Keir, I loved your cherry picking of Michael's beautiful argument against you....ignoring the real killer points that you have no real defence of.
"Everything he says he presents as if a proven fact rather than his personal point of view" You should really read back your own post, appreciate your rank hypocrisy, then carry on with your day.
A child who shouts 'I hate you' at parents cannot destroy their love for it. So must it be for one who asserts they are an atheist it seems to me.
Despite everything, you make a very coherent and apposite point.
I've told you before, take more water with it.
So Keir if you tell me that you are seeing a ghost,it is up to me to prove to you that there is NO ghost?? Why should it? You are declaring that something highly improbable is happening i.e. your eyes can see a ghost, but you maintain that the burden of proof is on the rest of us who can see nothing?
You, my friend is the one with the absurd arguments.

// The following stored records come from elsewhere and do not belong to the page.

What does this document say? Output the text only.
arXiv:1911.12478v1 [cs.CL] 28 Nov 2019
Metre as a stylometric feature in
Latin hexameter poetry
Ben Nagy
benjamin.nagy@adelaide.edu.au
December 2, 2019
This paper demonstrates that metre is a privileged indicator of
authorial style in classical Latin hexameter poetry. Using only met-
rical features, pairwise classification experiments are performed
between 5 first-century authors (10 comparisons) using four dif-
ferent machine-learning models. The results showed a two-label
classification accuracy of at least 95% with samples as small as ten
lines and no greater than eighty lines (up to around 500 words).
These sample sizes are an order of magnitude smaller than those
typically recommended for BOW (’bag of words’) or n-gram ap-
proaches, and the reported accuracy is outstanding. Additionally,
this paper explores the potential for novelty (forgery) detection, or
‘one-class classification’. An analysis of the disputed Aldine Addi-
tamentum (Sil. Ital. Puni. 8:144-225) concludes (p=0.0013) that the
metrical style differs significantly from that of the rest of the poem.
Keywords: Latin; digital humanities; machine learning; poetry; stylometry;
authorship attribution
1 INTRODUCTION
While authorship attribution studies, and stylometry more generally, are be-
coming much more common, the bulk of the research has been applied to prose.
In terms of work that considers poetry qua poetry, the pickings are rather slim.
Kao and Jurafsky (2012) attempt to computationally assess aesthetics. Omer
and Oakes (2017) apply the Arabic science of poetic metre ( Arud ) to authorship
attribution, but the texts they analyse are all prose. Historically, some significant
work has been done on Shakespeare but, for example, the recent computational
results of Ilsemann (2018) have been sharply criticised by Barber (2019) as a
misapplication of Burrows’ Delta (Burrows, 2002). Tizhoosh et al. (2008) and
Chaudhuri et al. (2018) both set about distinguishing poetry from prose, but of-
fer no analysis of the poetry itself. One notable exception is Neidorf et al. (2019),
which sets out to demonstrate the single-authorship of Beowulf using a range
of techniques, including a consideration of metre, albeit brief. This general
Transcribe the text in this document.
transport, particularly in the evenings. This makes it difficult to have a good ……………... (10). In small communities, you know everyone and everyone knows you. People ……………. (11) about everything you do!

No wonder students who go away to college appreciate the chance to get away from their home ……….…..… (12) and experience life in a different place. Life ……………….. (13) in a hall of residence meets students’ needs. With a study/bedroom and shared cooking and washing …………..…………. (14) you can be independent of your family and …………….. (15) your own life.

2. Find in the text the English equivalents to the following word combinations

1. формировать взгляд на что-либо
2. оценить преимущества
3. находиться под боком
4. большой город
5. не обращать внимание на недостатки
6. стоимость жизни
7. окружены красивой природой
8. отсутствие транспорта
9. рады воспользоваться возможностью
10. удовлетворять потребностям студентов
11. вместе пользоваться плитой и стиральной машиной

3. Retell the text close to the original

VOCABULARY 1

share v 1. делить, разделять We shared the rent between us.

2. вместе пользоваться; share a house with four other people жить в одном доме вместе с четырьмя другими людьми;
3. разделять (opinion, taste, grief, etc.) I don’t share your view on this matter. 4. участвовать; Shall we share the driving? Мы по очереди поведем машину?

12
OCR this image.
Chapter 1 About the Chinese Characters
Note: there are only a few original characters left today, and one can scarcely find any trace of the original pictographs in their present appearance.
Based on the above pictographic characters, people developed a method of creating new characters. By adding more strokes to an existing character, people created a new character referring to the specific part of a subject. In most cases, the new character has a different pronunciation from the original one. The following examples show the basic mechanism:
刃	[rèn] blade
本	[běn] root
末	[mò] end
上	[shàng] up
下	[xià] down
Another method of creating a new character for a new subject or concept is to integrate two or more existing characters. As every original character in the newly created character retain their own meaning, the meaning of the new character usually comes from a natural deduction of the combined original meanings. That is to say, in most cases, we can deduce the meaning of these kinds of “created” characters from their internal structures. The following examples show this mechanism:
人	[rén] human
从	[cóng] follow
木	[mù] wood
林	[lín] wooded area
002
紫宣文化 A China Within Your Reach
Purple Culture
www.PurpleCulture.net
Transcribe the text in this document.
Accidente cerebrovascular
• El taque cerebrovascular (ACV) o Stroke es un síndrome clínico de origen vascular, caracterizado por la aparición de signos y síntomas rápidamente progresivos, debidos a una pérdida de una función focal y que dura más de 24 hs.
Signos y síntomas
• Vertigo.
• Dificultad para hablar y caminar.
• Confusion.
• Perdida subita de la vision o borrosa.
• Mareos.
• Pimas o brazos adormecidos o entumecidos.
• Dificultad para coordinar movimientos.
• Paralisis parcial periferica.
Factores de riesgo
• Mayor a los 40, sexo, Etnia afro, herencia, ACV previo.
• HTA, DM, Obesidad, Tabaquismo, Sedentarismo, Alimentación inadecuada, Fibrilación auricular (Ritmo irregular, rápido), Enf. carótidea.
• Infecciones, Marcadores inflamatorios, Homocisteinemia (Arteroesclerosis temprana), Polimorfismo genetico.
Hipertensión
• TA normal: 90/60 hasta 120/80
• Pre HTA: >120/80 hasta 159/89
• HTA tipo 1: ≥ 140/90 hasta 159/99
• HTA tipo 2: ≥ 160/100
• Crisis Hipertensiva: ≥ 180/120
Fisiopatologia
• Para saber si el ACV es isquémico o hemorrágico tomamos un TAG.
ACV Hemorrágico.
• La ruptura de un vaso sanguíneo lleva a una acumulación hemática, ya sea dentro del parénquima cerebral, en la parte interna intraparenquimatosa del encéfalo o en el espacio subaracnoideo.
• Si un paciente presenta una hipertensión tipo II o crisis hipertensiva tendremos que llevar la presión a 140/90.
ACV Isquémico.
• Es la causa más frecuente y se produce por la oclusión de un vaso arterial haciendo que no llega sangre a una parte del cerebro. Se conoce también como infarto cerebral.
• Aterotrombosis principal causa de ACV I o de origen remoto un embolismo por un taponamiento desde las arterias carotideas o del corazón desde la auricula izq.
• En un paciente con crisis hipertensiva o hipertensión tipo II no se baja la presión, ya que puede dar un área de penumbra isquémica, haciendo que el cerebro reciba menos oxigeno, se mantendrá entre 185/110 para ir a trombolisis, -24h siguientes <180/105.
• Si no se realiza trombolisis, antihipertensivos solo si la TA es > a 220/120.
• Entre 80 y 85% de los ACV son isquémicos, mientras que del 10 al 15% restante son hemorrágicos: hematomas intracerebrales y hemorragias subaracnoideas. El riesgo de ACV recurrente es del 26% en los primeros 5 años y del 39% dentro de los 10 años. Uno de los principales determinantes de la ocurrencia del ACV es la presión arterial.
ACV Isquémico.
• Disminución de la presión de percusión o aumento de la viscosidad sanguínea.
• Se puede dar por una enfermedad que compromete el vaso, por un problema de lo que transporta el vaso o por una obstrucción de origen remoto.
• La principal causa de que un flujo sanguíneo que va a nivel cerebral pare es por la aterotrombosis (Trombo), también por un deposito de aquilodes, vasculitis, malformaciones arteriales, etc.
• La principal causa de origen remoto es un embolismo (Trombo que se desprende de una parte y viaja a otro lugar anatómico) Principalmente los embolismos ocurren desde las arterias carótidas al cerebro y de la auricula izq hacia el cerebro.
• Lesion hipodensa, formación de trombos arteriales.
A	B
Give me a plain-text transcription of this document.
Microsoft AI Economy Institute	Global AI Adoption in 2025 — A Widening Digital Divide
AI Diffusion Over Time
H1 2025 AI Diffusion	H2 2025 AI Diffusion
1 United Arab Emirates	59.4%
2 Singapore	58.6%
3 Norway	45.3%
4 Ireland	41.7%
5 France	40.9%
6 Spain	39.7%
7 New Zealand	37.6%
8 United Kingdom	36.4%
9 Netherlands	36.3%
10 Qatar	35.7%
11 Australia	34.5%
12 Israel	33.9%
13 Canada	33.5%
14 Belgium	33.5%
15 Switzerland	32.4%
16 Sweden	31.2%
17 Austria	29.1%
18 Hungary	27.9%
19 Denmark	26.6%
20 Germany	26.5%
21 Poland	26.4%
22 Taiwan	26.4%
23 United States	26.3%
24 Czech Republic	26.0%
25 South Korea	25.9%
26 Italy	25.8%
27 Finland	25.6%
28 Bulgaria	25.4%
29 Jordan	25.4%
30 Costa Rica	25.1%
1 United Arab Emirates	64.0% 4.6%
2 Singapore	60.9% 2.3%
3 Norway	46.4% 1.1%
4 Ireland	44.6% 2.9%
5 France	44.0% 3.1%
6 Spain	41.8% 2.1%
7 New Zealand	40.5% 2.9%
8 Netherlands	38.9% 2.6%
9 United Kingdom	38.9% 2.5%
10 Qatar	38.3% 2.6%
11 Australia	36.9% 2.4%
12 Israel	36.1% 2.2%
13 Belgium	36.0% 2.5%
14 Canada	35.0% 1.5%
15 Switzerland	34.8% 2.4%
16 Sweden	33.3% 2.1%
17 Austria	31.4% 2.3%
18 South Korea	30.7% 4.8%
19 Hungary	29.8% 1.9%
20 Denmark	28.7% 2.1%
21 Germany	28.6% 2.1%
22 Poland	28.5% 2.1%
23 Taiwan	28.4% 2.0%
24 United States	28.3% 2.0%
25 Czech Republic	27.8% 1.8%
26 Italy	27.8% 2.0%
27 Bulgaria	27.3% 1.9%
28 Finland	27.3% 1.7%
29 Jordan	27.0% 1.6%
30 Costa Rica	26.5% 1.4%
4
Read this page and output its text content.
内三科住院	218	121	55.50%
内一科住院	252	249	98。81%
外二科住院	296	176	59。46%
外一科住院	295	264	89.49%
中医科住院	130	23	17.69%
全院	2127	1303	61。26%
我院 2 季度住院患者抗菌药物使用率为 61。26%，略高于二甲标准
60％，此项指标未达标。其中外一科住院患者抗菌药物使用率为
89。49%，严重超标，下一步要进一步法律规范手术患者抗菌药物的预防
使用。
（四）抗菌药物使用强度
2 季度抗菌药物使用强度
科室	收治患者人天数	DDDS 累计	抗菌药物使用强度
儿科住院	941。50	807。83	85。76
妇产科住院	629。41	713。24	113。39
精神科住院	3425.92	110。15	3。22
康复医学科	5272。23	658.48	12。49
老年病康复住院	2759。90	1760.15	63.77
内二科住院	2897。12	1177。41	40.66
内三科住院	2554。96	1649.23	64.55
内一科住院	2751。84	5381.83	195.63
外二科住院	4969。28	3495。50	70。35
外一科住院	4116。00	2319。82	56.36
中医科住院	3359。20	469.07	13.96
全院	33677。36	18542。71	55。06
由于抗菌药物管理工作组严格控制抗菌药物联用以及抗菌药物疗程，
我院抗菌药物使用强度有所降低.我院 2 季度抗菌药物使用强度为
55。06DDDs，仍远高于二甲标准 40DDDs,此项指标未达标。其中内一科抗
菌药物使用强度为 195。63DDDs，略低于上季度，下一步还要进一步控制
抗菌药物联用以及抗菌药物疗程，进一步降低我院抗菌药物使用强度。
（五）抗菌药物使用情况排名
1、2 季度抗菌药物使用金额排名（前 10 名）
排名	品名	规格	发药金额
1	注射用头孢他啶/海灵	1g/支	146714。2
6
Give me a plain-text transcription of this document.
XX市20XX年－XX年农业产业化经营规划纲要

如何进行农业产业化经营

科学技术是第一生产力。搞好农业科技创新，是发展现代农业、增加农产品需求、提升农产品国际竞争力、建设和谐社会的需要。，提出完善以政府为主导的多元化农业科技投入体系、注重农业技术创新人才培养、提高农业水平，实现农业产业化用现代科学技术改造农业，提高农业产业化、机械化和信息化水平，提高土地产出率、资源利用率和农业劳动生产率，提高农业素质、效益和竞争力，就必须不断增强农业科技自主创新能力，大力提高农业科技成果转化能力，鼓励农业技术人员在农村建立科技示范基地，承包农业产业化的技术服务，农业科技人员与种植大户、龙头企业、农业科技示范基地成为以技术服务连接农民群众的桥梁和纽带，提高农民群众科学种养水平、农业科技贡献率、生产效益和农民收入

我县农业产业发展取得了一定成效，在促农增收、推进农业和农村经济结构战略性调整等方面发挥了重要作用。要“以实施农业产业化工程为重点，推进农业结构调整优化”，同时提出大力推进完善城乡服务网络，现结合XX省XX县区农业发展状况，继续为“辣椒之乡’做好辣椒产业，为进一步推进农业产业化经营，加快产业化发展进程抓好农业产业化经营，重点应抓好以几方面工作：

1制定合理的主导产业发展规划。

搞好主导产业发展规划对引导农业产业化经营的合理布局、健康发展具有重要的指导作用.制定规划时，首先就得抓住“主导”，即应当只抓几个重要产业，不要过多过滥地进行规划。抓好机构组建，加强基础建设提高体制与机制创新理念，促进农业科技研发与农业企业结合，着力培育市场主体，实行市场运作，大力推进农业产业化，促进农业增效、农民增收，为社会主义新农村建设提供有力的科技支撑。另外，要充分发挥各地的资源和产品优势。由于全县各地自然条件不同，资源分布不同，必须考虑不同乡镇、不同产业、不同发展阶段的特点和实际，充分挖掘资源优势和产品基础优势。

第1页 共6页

As to your reading of the Bible, you and I have not read the same book or you have just chosen to ignore the 80% of the book where the worst cruelty, mayhem and slaughter are being described and where God seems to act as a sick psychotic killer of men.The bits you like I suspect are the nice bits from the New Testament when Jesus appears on the scene and all becomes sweet and light.What do you make of the rest then?
As to Pullman's transcendental experiences, it sounds good. I wouldn't mind having some of the stuff he might have taken that day.